Does this issue impact your ability to continue to work with the product
(please explain in detail what is the user impact)?
the expect behavior is the application pod will migrate to the new node and that the PVC will move to it - thus not blocking any IOs on the application, at least not for an endless period of time.

Is there any workaround available to the best of your knowledge?
force kill the old application pod.

Rate from 1 - 5 the complexity of the scenario you performed that caused this
bug (1 - very simple, 5 - very complex)?
1

Can this issue reproducible?
yes

Can this issue reproduce from the UI?
yes

If this is a regression, please provide more details to justify this:

Steps to Reproduce:
1. create a pod that needs a PVC from OCS of type block/RBD
2. kill or shutdown the *node* the pod is currently running
3. monitor the creation of the new pod.

Actual results:

Expected results:

Additional info:
From competitive perspective, Portworx have a solution for this (Annette checked it), when you fail a node, the application pod migrates to a new node and in matter of seconds gets the PVC attached to it.

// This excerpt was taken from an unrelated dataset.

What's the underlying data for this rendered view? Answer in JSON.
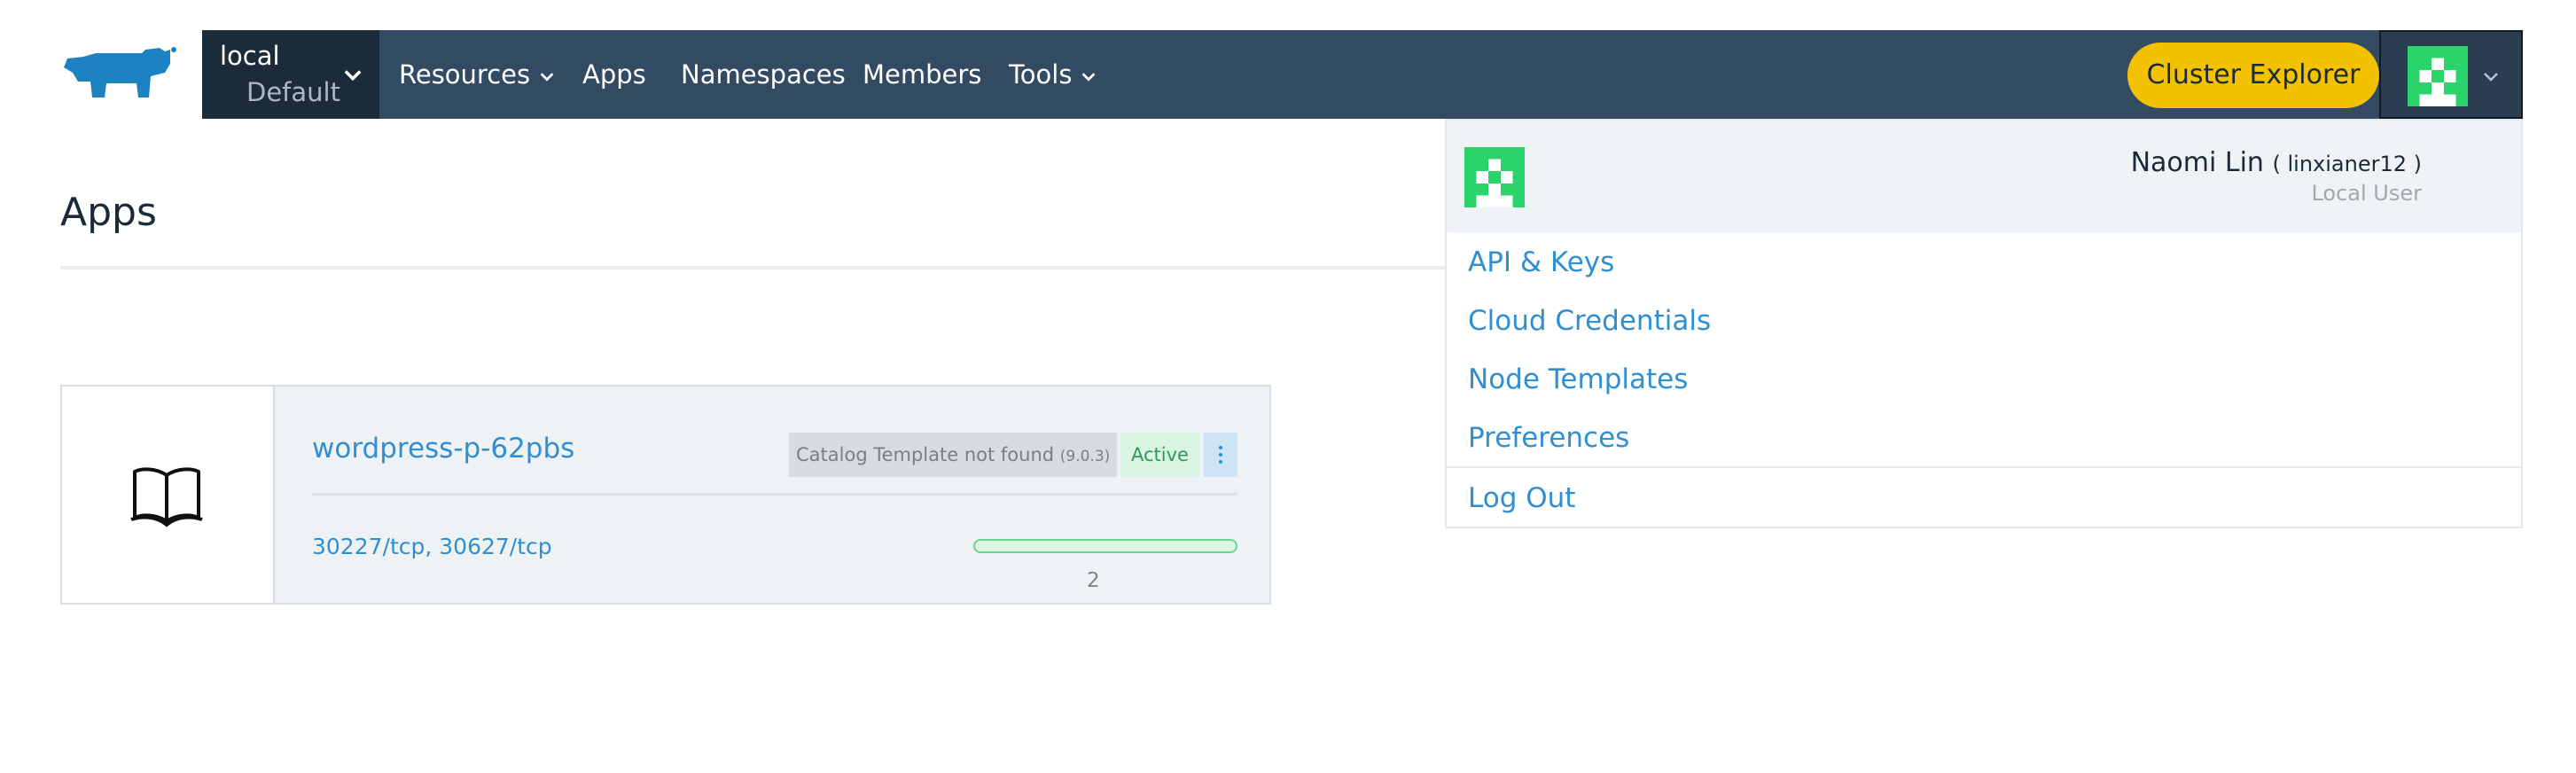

Comment 2 Travis Nielsen 2020-06-09 19:24:29 UTC

This may be a dup of 1795372, but I'd recommend we leave it open to track the application impact of this issue and raise visibility.
More discussion is here: https://github.com/ceph/ceph-csi/issues/578#issuecomment-583501921

Comment 3 Yaniv Kaul 2020-06-10 12:15:00 UTC

This has nothing to do with OCS though - it happens with other providers as well?

Comment 4 svolkov 2020-06-10 15:00:50 UTC

as I wrote, this doesn't happen in Portworx. They figured out a way around this problem.
I've also checked with someone I know in MayaData, and they also have a way around this making the lock disappear in matter of seconds.

regardless, waiting on k8s to solve this (which might be never) is (IMHO) the wrong approach as OCS (and OCP) customers are facing this problem today and it will delay the move of their stateful applications to k8s, or the customer will choose the application method for HA (meaning, application specific solution like crunchy, percona or Mongo) and bypass the need to buy OCS.

Comment 7 Michael Adam 2020-06-26 13:03:26 UTC

Making this depend on the "solution bug" #1795372.
That one is targeted to 4.6 ==> moving this one to 4.6 as well

Comment 8 Humble Chirammal 2020-06-29 11:11:11 UTC

(In reply to Michael Adam from comment #7)
> Making this depend on the "solution bug" #1795372.
> That one is targeted to 4.6 ==> moving this one to 4.6 as well

Sure, We have to reconsider the possible workarounds/solutions though. Till then lets keep it on OCS 4.6 target

Comment 9 Mudit Agarwal 2020-07-12 13:09:56 UTC

*** Bug 1841611 has been marked as a duplicate of this bug. ***

Comment 10 Mudit Agarwal 2020-09-22 11:33:33 UTC

https://bugzilla.redhat.com/show_bug.cgi?id=1795372 is targeted for 4.7

Comment 11 Niels de Vos 2021-01-07 15:41:29 UTC

Similar to bug 1795372 (should this really not be closed as a duplicate), moving out of ocs-4.7.

Comment 12 Humble Chirammal 2021-05-05 06:48:51 UTC

Few of the CSI spec changes happening/proposed could help us I believe:
 https://github.com/container-storage-interface/spec/pull/477

Comment 13 Mudit Agarwal 2021-05-25 11:33:18 UTC

Depends on https://bugzilla.redhat.com/show_bug.cgi?id=1795372

Comment 21 Humble Chirammal 2023-01-23 12:27:03 UTC

"Non graceful node shutdown feature" is beta in v1.26 version of kubernetes upstream, so mostly OCP 4.13 will be enabling this feature. The detection of node (not ready) state or triggering the failover is still a process outside of this mentioned feature though.